Now, we've long known Jil Sander stands for impeccable quality and refinement, and we collectively exhaled a sigh of relief when Raf Simons took the helm (let's just pretend it was a short blip between Jil's departure and Raf's appearance), so I was very happy to see and speak to Raf himself, who I have known for years. We originally met in Paris when I was sourcing young designers for an Italian leatherwear project, Ruffo Research, for which I was creative director. In a smoky bistro, we talked art and fashion with his then girlfriend and budding designer Véronique Branquinho. Neither had worked outside of Antwerp until I proposed they collaborate with Ruffo (Raf on men's and Véronique on women's), which resulted in two definitive collections. It was the only collaboration they ever did together, and it preceded the idea of pairing designers with bigger brands—in this case, two in one.
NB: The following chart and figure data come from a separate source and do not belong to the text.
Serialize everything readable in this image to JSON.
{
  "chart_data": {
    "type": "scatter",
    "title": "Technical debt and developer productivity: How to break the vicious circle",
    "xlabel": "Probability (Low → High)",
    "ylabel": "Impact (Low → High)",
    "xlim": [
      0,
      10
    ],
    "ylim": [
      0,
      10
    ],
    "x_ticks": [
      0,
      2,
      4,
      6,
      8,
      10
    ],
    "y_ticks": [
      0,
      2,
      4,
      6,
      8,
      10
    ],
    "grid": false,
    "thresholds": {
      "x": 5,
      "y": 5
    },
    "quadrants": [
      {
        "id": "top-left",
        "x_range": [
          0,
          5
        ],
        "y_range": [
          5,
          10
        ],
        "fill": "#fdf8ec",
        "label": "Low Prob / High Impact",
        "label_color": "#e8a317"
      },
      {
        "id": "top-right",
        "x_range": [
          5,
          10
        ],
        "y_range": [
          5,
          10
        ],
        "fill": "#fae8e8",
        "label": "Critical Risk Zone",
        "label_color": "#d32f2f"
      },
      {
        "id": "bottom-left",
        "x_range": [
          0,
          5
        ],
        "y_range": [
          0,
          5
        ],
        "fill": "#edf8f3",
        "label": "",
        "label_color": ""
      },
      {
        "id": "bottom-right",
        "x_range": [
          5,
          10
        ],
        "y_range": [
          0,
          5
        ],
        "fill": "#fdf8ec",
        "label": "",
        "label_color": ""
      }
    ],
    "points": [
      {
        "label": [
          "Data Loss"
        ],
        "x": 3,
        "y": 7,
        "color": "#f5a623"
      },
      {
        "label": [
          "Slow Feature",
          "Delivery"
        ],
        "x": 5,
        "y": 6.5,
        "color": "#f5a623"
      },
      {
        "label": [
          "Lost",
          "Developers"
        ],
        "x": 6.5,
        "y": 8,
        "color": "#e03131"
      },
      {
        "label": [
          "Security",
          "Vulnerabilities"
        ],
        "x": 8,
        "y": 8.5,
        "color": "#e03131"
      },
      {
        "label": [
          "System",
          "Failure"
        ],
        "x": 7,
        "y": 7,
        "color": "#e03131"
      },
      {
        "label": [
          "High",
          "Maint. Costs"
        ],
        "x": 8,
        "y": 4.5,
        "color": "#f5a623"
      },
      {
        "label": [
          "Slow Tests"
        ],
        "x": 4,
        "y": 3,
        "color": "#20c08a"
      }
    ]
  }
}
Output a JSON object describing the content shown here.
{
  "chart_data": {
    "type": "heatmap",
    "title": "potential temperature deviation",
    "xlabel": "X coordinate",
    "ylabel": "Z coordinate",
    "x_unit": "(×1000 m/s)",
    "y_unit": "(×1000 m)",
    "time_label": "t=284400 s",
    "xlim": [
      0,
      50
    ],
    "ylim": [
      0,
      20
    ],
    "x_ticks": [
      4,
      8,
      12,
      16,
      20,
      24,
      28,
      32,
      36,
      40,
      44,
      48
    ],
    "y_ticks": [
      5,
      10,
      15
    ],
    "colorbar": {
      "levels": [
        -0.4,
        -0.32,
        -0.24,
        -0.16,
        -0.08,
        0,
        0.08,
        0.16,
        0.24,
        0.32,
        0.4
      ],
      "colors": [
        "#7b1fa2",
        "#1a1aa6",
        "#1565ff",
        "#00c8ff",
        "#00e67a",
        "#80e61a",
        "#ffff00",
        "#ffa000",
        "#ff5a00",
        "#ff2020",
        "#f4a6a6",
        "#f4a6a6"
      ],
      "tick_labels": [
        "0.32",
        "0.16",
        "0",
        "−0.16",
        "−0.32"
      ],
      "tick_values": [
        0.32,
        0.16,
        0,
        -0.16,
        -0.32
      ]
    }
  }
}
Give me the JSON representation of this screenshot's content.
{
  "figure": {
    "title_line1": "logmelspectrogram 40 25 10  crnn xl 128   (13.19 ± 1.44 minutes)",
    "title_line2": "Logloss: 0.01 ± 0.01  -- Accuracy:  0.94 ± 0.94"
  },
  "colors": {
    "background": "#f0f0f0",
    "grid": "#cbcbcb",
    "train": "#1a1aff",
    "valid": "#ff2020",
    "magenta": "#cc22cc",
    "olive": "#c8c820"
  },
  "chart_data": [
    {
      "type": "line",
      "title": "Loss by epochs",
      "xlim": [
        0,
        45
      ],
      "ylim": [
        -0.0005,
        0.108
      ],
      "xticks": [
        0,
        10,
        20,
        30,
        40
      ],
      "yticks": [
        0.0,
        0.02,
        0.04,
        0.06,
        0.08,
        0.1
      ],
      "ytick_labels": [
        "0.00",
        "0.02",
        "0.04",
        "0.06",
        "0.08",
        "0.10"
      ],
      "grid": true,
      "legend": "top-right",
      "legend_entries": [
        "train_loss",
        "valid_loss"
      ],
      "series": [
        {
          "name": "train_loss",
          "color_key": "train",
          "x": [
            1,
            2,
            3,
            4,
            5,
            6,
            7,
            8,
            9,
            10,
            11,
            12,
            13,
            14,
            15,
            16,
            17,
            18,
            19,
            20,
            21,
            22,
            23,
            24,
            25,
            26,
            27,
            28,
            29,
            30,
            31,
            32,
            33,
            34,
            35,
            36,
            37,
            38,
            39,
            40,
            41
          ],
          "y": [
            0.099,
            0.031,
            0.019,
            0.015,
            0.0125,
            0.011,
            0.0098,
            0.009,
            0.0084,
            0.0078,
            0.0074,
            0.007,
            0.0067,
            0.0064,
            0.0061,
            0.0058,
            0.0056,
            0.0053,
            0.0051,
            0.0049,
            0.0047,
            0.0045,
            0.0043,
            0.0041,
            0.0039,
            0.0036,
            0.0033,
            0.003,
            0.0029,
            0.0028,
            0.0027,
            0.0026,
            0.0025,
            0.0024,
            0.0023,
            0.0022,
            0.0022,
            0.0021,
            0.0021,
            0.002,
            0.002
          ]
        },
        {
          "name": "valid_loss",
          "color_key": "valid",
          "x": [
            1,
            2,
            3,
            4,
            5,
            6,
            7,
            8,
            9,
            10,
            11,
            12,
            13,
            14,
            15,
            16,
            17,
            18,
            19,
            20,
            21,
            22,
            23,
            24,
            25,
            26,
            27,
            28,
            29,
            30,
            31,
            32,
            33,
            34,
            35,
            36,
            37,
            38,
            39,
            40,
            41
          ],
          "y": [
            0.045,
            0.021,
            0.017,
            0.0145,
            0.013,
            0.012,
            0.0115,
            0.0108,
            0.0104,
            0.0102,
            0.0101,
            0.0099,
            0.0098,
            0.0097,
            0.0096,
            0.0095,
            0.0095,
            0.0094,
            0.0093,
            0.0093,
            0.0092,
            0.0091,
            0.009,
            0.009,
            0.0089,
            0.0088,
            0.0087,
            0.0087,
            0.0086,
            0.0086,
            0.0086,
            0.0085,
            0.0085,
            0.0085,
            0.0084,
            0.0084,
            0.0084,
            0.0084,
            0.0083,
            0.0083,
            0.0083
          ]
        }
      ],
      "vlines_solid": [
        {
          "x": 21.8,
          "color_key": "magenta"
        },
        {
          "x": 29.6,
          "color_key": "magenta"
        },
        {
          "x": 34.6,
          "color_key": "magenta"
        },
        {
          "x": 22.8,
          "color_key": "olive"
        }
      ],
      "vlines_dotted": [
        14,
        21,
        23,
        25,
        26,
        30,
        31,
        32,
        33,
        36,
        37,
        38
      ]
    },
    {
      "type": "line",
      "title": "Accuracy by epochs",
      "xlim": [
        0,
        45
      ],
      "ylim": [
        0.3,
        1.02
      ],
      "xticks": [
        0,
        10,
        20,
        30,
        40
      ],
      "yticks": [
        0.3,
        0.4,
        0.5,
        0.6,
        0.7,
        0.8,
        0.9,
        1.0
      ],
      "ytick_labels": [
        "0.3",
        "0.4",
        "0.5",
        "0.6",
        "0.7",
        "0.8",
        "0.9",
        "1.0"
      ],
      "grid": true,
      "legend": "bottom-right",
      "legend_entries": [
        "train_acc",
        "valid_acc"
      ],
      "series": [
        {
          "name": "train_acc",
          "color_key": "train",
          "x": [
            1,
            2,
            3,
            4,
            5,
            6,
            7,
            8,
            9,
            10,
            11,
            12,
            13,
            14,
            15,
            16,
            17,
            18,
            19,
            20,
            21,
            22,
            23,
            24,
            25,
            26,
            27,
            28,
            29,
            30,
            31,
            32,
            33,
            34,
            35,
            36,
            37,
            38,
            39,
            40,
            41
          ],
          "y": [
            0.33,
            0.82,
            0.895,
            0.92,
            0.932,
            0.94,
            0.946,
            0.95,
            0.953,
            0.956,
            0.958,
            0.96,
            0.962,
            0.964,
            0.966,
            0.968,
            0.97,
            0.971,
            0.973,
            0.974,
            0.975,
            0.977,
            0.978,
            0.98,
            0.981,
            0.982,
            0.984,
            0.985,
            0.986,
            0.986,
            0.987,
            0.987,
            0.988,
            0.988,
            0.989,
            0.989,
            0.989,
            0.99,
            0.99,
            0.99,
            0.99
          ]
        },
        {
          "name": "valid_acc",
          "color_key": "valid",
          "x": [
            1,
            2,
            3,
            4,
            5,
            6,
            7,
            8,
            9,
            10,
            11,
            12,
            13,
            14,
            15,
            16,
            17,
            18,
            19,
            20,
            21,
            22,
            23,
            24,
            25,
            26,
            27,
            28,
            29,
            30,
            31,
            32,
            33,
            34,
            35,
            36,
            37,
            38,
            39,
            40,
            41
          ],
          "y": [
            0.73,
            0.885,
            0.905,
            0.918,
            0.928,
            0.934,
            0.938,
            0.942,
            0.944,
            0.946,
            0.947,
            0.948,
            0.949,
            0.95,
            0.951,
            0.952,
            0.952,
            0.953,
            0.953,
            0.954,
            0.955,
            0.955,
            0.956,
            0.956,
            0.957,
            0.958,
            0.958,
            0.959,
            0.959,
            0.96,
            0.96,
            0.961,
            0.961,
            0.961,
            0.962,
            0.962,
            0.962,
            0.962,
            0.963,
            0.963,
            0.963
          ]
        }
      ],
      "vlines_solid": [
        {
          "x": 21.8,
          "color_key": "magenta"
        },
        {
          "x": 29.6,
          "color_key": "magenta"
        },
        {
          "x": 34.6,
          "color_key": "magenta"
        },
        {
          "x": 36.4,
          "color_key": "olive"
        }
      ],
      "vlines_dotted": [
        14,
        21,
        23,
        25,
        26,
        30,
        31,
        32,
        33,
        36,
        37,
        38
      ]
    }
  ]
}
Raf is a lot more on his plate these days, of course, but he told me he's figured out a way to focus on Jil while staying committed to his signature line (soon to have its own stores in Tokyo and Osaka). He does so by alternating weeks: one week in Milan, followed by a week in Antwerp and so on—with weekends spent in Antwerp. He said it's an easy commute, though it reminded me of a traveling man with a lover at each stop. Naturally I asked him if this was the case. "Absolutely not!" he replied, adamant that his schedule left no time for a relationship—besides those he already has with his two lines.